Durante os dias que culminaram na missa de encerramento, viam-se jovens em fila à espera para se confessar e para passar momento de oração diante da Eucaristia nas igrejas. Vários milhares percorreram a pé os 9 quilómetros até Randwick passando pela emblemática Harbour Bridge - fechada ao trânsito, coisa que só tinha acontecido outras duas vezes na história -, muitos entoando cânticos ou rezando o terço, outros a jogar à bola ou a dizer piadas. Alguns exibiam grandes letreiros onde se podia ler "Gostamos do nosso Pastor Alemão". Depois da vigília de sábado à noite, os jovens ficaram a dormir no hipódromo à espera da missa do dia seguinte. As confissões prosseguiram durante toda a noite e pela madrugada; a tenda onde estava exposto o Santíssimo Sacramento estava cheia de jovens a rezar.
E até os jornalistas mais empedernidos tiveram de reconhecer que os peregrinos eram gente alegre, cheia de vitalidade e normal, e não os sombrios fanáticos desmancha-prazeres que alguns esperavam. Um grupo chamado a "Liga Não ao Papa" - um conjunto de drag queens, homossexuais, ateus (e, acreditem ou não) de raelianas lésbicas - lançou uma chuva de preservativos sobre os peregrinos que cruzavam a ponte. Mas a cena não provocou mais que risos e consternada perplexidade. "Eles têm as suas opiniões - dizia uma rapariga neozelandesa de 18 anos -. Nós temos as nossas crenças e não vamos mudá-las por causa deles".
Está claro que Bento XVI se alegrou com a celebração. Agora responde com mais espontaneidade ao entusiasmo e ao afecto da multidão. Mas ainda que tenha tido umas boas-vindas de uma estrela do rock, tinha vindo como Papa "ao fim do mundo" decidido a dar um novo impulso à Igreja na Austrália e a instar com os jovens para se comprometerem com Deus.
Para prencher o vazio espiritual

O assombroso de Bento XVI é que um homem da sua idade, tímido, modesto e sem carisma especial, convença pela sua perspicácia, rigor e clareza. Os seus discursos na Jornada Mundial da Juventude atingiram um alto nível. Transmitiam ideias, sem floreados de retórica, e iam directos ao coração do conflito entre religião e cultura secularista.
Dirigindo-se a todos os australianos, o Papa lamentou na homilia da missa de encerramento, que "em muitas das nossa sociedades, junto com a prosperidade material, se está a desenvolver o deserto espiritual: um vazio interior, um medo indefinível, um larvar sentido de desespero". E em diversas ocasiões atribuiu este vazio à praga do relativismo, à crença de que não há verdade.

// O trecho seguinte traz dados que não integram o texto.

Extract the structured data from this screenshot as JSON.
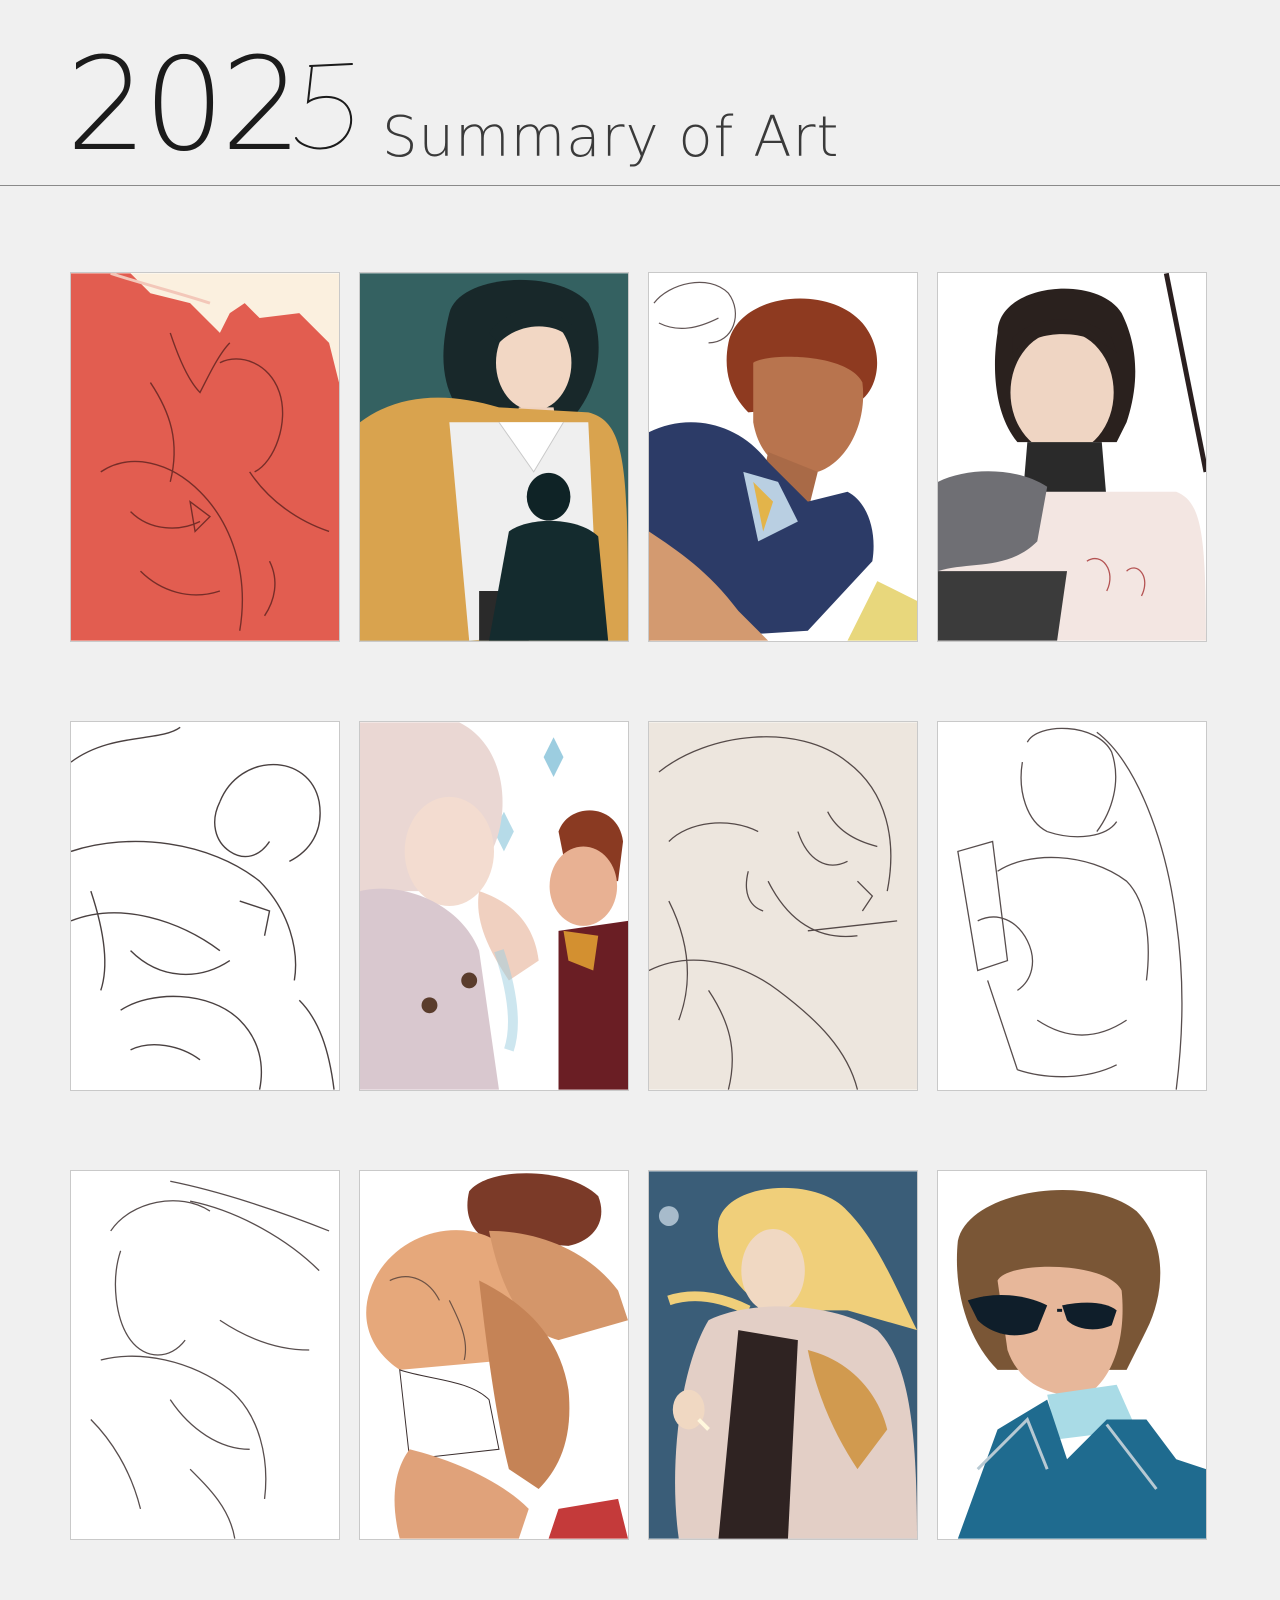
{
  "header": {
    "year_prefix": "202",
    "year_last_digit": "5",
    "subtitle": "Summary of Art"
  },
  "artworks": [
    {
      "name": "artwork-couple-red-sketch",
      "style": "monochrome red sketch",
      "bg": "#e25d50"
    },
    {
      "name": "artwork-woman-yellow-cardigan",
      "style": "painted",
      "bg": "#2f5a5c"
    },
    {
      "name": "artwork-redhead-man-suit",
      "style": "painted",
      "bg": "#ffffff"
    },
    {
      "name": "artwork-dark-hair-armor",
      "style": "painted",
      "bg": "#ffffff"
    },
    {
      "name": "artwork-line-sketch-1",
      "style": "line sketch",
      "bg": "#ffffff"
    },
    {
      "name": "artwork-couple-pastel",
      "style": "painted",
      "bg": "#ffffff"
    },
    {
      "name": "artwork-glasses-sketch",
      "style": "line sketch",
      "bg": "#ede6de"
    },
    {
      "name": "artwork-girl-book-sketch",
      "style": "line sketch",
      "bg": "#ffffff"
    },
    {
      "name": "artwork-line-sketch-2",
      "style": "line sketch",
      "bg": "#ffffff"
    },
    {
      "name": "artwork-couple-embrace-painted",
      "style": "painted",
      "bg": "#ffffff"
    },
    {
      "name": "artwork-blonde-cloak",
      "style": "painted",
      "bg": "#3a5d78"
    },
    {
      "name": "artwork-man-sunglasses-blue-coat",
      "style": "painted",
      "bg": "#ffffff"
    }
  ],
  "colors": {
    "page_bg": "#f0f0f0",
    "ink": "#2a1f1f",
    "divider": "#8a8a8a"
  }
}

Na cerimónia de acolhimento aos jovens em Barangaroo, o Papa começou por denunciar as "feridas que marcam a superfície da terra: a erosão, a desflorestação, o desperdício dos recursos minerais e marítimos para alimentar um consumismo insaciável".
Mas daí passou à degradação do ambiente "social", "o habitat que criamos nós mesmos". Este também "tem as suas cicatrizes; feridas que indicam que algo não está no seu lugar". Entre os exemplos citou "o abuso do álcool e das drogas, a exaltação da violência e a degradação sexual, apresentados frequentemente na televisão e na Internet como uma diversão". "Como é possível que a violência doméstica atormente tantas mães e crianças? Como é possível que o seio materno, o lugar mais humano mais admirável e sagrado, se tenha convertido num lugar de indizível violência?", continuou a interrogar-se.